A big blind spot for her community had been fentanyl-laced street drugs, she said, which led to people unknowingly using the deadly, synthetic opioid, and developing a dependency to it.
"The coroner's office is seeing people overdose and die off of cocaine, off of crack, off of pills, with traces of fentanyl," she said.
"It has been infiltrated in the black community now, and not enough people are talking about it."
A fourth wave
The lethal use of fentanyl in combination with other drugs marked the "fourth wave" of the overdose crisis in the US, researchers have said.
And experts like Prof Shover cautioned that treatment options in the US for substance use had not kept up.
"Our treatment system for substance use disorder is often focused on one drug at a time," Prof Shover said. "But the reality is, many people who use drugs use more than one kind of drug."
To keep her son's memory alive, Blake has been outspoken about her loss and helped other families go through their grief of losing a loved one to an overdose.
"Everyone has a story, and for a parent who has lost a child, that is forever," she said.
Her son had been enrolled in treatment a few times during his battle with substance use disorder.
The experience taught Blake that care options varied from state to state, and in many cases, what was available was not enough.
"Ideally, I think we would see something where people would get treatment rapidly, whenever they want it, and long-term," she said.

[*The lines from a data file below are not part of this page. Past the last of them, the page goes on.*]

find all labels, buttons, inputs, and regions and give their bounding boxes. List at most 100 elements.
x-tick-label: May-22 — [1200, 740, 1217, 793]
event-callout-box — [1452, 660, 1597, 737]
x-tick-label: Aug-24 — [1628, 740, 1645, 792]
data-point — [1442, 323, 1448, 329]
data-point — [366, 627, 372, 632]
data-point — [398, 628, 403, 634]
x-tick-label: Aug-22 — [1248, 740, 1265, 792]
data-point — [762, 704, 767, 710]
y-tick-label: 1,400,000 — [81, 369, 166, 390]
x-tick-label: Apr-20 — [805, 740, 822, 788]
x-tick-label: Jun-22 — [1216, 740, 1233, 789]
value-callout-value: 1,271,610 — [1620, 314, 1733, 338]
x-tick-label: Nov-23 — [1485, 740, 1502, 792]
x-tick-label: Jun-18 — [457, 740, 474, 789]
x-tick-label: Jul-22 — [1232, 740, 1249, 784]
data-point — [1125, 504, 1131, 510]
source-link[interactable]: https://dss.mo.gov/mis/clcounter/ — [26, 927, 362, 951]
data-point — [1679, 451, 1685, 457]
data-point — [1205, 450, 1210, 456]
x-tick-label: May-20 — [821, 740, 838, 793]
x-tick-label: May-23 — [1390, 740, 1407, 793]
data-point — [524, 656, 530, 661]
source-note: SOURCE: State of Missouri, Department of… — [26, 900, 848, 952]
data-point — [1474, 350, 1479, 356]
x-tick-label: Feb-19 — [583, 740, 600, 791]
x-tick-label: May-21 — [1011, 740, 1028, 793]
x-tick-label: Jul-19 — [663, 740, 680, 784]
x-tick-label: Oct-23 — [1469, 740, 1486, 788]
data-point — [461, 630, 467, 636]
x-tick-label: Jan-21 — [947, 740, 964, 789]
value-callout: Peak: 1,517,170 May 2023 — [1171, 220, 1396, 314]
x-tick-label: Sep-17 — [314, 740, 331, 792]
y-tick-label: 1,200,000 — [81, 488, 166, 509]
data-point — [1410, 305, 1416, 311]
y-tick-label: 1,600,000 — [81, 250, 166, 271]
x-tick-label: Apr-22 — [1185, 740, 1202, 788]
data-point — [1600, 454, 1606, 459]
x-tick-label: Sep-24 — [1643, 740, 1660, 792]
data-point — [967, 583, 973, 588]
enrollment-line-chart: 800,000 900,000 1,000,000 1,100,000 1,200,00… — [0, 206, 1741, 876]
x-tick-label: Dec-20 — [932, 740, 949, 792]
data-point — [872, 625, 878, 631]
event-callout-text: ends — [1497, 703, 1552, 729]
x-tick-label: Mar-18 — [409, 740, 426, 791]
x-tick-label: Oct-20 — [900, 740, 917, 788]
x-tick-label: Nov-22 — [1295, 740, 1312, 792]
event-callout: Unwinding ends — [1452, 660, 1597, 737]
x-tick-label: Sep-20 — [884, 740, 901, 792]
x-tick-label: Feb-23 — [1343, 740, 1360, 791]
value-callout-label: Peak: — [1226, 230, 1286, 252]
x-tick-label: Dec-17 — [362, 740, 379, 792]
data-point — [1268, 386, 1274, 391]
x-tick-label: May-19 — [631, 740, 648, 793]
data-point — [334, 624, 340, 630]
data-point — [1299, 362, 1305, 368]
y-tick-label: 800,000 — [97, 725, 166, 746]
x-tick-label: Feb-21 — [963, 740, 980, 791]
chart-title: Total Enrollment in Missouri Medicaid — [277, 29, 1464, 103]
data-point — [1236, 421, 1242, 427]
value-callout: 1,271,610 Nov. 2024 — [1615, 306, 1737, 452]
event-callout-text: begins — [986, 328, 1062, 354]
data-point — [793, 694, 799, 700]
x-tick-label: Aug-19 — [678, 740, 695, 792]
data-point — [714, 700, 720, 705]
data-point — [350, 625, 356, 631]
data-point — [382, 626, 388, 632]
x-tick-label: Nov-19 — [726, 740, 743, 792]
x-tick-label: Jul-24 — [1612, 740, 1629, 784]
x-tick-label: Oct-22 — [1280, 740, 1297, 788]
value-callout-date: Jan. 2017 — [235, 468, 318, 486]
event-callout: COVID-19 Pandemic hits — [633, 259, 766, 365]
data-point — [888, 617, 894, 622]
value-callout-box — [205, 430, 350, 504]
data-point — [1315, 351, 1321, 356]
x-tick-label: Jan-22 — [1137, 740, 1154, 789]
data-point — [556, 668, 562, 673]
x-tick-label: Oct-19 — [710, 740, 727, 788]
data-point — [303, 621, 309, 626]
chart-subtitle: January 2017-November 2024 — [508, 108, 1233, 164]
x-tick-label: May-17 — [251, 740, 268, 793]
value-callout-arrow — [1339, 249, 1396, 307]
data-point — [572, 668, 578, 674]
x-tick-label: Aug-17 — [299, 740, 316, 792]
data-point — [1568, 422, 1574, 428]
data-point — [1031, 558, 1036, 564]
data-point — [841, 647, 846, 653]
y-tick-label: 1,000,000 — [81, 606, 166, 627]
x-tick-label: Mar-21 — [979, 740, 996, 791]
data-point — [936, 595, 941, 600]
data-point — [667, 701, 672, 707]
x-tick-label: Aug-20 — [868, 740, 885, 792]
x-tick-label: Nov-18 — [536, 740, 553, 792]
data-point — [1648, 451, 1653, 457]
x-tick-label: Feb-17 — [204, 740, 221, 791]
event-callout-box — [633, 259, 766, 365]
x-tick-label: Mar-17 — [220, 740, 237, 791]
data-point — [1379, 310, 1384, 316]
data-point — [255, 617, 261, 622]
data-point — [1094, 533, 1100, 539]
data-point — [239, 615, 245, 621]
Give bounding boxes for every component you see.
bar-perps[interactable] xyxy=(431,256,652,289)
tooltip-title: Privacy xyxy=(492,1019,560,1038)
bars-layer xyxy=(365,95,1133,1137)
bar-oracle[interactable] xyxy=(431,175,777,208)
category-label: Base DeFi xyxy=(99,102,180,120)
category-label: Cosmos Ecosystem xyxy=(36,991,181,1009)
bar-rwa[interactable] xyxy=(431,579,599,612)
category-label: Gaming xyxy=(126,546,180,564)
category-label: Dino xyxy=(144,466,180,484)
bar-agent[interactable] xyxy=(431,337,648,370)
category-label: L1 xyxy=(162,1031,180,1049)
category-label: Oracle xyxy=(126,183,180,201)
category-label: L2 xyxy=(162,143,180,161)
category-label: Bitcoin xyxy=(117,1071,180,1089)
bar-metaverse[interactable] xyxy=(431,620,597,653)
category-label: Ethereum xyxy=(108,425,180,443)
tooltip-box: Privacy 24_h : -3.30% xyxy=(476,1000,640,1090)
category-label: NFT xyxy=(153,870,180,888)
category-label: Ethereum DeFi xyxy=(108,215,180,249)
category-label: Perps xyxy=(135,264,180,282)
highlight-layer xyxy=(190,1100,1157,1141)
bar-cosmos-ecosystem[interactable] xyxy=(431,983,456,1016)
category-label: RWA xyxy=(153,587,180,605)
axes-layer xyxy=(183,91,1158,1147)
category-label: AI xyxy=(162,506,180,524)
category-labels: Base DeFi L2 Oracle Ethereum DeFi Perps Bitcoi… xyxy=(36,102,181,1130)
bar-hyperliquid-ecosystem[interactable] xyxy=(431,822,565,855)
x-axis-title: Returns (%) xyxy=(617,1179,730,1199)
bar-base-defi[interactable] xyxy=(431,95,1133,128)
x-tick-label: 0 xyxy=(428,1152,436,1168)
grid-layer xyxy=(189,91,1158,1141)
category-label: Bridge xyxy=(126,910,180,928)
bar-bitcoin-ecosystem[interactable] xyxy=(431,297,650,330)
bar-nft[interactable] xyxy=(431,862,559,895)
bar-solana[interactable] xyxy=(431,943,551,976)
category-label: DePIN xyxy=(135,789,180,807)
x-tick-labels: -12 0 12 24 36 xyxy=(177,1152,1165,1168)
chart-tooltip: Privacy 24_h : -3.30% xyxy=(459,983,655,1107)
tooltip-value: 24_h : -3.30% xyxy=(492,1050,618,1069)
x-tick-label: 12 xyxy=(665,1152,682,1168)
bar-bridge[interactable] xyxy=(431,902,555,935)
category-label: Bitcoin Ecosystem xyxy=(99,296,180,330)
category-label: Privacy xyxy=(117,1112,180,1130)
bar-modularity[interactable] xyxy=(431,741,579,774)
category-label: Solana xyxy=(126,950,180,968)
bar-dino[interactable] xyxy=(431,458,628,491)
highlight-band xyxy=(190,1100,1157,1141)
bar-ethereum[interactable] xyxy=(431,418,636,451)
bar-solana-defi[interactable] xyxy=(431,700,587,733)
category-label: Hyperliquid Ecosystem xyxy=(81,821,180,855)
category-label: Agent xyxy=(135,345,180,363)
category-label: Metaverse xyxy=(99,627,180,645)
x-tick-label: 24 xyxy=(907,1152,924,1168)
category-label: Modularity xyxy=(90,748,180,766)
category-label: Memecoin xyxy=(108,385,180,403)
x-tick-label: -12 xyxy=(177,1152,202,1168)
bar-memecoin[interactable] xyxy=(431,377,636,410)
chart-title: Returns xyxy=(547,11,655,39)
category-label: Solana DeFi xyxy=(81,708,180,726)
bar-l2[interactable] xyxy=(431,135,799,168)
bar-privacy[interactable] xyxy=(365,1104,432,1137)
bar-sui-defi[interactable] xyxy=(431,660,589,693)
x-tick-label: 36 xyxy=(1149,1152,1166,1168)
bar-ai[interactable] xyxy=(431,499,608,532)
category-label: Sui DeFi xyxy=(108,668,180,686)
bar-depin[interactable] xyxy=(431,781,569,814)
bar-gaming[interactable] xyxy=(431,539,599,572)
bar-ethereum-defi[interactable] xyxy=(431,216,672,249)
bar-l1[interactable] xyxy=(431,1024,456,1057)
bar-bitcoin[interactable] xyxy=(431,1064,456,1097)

Blake also raised the idea of overdose prevention sites, where people could use drugs safely and under supervision.
Those sites were widely available in Canada - which has its own fentanyl crisis - but only two sanctioned sites exist in the US.
Above all, Blake called for compassion and understanding for those struggling with substance use.
"Most people I talk to, their kids did not want to die," she said.